Once you've rolled paper into the machine, you can use the six keys on the front to quickly emboss Braille characters onto the page. With a bit of practice, anyone can punch out line after line of Braille without growing tired because it's much easier to press down on the keys than a stylus. A Brailler is much simpler to use than a slate, because you don't need to learn to position the stylus ... and there are no little pieces to lose. The Brailler is also a lot faster to use, because each time you press down the keys, you Braille a whole character ... not just a single dot. Hit the Space-bar in the middle of the six keys to go to a new word, the Backspace key (on the right) to back up and make a correction, and the Line-space key (on the left) to go to a new line.
This unit can emboss Braille onto paper stock from 20 to 200-pound, though typically you'll want to use paper between 80 and 100-pound thickness. The Brailler can write up to 42 cells per line, accommodates paper up to fourteen inches long, and has adjustable margin stops if you like to use narrower sheets. A bell will sound when you're nearing the end of a line, so you can finish your word and go to a new line. To cap it all off, it comes with a leather dust cover, a large Braille eraser, and a manual in both print and Braille.
Here's the thing. Though this heavy-duty, desktop Brailler is superb for banging out page after page of Braille, it is rather pricey - and not particularly portable. If you need to quietly take notes while you're on the go, or want to give your friend something so he can write Braille too, you should pick up a slate and stylus instead. If you're doing a lot of Brailling at a desk, however, and are looking for a Braille typewriter that could last a lifetime, there's no better option than the Perkins Brailler. The choice is yours.

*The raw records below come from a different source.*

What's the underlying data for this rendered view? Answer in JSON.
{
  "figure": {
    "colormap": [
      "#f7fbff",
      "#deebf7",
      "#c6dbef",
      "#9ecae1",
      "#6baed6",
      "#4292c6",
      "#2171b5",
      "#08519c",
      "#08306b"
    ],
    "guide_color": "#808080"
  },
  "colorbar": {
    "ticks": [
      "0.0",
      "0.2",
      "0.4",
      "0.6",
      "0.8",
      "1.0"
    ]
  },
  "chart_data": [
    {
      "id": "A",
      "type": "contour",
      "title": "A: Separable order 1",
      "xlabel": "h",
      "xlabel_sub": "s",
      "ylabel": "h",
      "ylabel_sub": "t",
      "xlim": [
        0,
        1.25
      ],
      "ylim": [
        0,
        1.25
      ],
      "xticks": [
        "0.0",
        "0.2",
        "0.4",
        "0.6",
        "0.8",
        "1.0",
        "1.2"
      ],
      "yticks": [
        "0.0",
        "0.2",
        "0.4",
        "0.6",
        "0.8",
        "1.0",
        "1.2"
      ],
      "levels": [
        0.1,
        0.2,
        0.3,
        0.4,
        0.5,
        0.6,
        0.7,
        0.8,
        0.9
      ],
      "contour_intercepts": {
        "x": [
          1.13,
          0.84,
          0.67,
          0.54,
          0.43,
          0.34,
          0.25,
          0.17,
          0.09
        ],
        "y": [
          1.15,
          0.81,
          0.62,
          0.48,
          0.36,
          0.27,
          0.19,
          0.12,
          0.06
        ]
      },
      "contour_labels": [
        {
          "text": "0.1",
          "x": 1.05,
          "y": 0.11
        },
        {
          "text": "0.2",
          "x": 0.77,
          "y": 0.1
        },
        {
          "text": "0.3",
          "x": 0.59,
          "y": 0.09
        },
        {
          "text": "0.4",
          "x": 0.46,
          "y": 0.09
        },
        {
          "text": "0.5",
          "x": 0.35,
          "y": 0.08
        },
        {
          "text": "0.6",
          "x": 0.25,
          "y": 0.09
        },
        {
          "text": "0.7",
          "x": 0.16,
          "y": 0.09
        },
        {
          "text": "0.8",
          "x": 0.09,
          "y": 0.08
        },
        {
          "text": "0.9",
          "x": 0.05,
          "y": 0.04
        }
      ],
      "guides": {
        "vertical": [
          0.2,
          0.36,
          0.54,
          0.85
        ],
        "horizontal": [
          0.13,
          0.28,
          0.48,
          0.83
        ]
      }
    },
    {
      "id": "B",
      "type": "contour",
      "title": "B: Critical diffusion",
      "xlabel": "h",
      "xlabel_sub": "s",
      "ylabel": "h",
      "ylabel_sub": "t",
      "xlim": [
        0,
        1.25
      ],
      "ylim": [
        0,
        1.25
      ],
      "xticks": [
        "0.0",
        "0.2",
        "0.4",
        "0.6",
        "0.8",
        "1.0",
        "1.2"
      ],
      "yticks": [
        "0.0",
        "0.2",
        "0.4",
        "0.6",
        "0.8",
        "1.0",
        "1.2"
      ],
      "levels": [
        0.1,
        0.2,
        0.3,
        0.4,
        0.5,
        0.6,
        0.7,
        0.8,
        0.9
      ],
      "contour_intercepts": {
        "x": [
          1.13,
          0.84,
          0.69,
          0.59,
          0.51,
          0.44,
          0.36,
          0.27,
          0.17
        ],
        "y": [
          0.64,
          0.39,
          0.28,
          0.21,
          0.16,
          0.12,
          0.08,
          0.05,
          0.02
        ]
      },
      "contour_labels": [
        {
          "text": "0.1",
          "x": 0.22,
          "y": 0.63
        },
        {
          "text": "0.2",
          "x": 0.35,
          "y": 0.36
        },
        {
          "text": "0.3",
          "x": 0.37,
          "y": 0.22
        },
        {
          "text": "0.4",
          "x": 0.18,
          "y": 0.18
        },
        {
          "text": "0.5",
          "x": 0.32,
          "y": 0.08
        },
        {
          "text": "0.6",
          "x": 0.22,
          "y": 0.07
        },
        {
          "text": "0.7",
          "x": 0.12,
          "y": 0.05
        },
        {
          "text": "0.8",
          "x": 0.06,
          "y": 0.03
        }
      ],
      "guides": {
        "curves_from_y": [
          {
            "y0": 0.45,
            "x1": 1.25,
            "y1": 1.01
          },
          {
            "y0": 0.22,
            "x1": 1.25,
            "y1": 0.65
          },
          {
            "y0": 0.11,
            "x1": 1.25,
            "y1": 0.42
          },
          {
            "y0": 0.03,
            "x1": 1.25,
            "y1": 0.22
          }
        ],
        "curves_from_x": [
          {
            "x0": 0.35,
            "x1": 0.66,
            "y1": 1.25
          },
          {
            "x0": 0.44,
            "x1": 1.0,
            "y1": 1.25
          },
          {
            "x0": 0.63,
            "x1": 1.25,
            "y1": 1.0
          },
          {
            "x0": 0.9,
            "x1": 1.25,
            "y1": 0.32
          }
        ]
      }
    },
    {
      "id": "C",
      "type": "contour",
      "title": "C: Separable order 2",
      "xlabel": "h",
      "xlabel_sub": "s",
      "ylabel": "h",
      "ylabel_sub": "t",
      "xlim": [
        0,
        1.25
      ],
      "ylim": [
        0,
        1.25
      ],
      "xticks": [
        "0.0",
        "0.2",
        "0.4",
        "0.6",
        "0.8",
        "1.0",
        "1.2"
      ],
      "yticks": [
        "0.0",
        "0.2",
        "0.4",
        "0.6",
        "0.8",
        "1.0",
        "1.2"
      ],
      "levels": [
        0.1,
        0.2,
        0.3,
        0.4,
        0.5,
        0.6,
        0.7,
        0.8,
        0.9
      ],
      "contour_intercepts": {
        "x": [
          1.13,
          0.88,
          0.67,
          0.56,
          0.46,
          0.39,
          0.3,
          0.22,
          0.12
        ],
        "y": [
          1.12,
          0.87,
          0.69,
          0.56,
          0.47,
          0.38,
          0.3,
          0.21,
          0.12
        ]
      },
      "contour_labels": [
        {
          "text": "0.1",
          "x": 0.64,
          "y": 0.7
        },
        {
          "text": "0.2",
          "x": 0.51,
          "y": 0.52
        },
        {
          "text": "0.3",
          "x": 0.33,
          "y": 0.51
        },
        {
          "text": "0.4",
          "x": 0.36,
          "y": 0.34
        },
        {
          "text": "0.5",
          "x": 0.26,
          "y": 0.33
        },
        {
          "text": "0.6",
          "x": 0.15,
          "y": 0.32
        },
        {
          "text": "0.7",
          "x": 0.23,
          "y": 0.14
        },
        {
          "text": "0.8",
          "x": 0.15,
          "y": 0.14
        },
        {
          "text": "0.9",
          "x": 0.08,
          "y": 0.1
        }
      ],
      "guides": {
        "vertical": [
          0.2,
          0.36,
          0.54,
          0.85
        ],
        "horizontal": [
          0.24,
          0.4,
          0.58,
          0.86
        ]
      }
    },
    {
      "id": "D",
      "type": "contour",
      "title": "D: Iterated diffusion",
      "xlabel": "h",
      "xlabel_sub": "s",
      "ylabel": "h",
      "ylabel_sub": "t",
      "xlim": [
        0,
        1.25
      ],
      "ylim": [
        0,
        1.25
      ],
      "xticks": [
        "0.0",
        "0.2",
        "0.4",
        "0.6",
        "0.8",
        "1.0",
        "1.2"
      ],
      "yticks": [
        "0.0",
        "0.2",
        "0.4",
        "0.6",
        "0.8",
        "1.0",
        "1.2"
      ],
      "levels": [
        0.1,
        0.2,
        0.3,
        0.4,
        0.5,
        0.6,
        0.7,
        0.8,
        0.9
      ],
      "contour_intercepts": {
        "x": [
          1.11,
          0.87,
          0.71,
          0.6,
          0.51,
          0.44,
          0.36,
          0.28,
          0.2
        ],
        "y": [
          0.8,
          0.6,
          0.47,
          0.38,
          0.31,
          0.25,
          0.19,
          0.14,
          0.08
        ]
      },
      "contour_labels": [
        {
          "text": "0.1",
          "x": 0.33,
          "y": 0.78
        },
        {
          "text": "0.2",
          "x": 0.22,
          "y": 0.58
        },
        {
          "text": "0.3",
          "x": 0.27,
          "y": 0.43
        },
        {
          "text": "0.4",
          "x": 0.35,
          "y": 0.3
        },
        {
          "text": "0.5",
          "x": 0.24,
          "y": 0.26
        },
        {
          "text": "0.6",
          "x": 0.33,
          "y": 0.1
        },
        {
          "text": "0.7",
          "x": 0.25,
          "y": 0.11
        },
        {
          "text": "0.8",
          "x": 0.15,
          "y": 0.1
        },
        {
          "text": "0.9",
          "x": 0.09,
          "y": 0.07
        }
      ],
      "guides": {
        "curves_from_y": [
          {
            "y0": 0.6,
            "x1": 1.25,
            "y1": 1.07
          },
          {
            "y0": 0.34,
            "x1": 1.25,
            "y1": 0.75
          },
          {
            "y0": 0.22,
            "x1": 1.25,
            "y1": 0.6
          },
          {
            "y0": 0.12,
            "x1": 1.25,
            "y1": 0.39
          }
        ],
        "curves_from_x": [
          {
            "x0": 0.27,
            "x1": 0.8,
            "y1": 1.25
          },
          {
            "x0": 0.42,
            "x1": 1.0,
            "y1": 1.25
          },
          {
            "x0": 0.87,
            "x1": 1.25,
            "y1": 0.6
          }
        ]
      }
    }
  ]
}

Since the first Perkins Brailler was rolled out nearly sixty years ago, Howe Press has made very few modifications to their original superb and robust design. Now, with over four hundred thousand units in circulation, it's easy to see why this machine is used almost exclusively in homes, schools, and offices across North America ... and around the world. The unit is tried and true, and no blind person who knows Braille should be without this indispensable writing tool.
Directions for the Perkins Brailler From Future Aids, The Braille Superstore.
The Perkins Brailler is by far the most efficient device for producing Braille "by hand" (i.e., not generated by computer). The Perkins Brailler has nine keys: the six keys corresponding to the six dots, a space bar, a backspace key, and a paper advance/line feed key. In addition, it has a thumb-lever to move the typing head back to the beginning of a line. Dots are made by pressing one or more keys simultaneously, following this pattern:
1. Dot 1: index finger of left hand
2. Dot 2: middle finger of left hand
3. Dot 3: ring finger of left hand
4. Dot 4: index finger of right hand
5. Dot 5: middle finger of right hand
6. Dot 6: ring finger of right hand
The space bar, in between the six keys, is pressed with either the left or the right-hand thumb.
The backspace key is on the far right.
The paper advance key is on the far left.
To load paper, follow these instructions:
1. With the keys of the Brailler, i.e. the front of the Brailler, facing you.
2. Turn the feed knob (on either side of the Brailler) as far as it will go, turning the top of the feed knob away from you.
3. Open the print head by pulling either of the paper bail levers (on top of the Brailler) all the way toward you.
4. Set the bottom edge of the paper on top of the back cover of the Brailler and slide it into the Brailler as far as it will go.
5. Push either of the paper bail levers all the way away from you. This will clamp the paper into the Brailler.
6. Turn the feed knob as far as it will go, turning the top of the feed knob toward you.
7. Press the paper advance key once to set the paper.
8. The paper is now loaded. To remove the paper, either roll the paper all the way out of the Brailler using the feed knob, or advance it all the way to the bottom of the page using the paper advance key. Then pull the paper bail toward you and remove the paper.
Once you have removed the paper, it is difficult, if not impossible, to reinsert it and have the dots line up. Therefore, before you remove your paper from the Brailler, it is a good idea to proofread your work. Erasures can be made by rolling the paper out slightly and pushing the dots back into the paper, using the metal top of the back cover plate of the Brailler for support.
Braillers have the advantages of being fast, making clean dots, and being easy to use. Cells do not have to be inverted as they are with the slate, and it is easy to read your Braille as it comes out of the Brailler.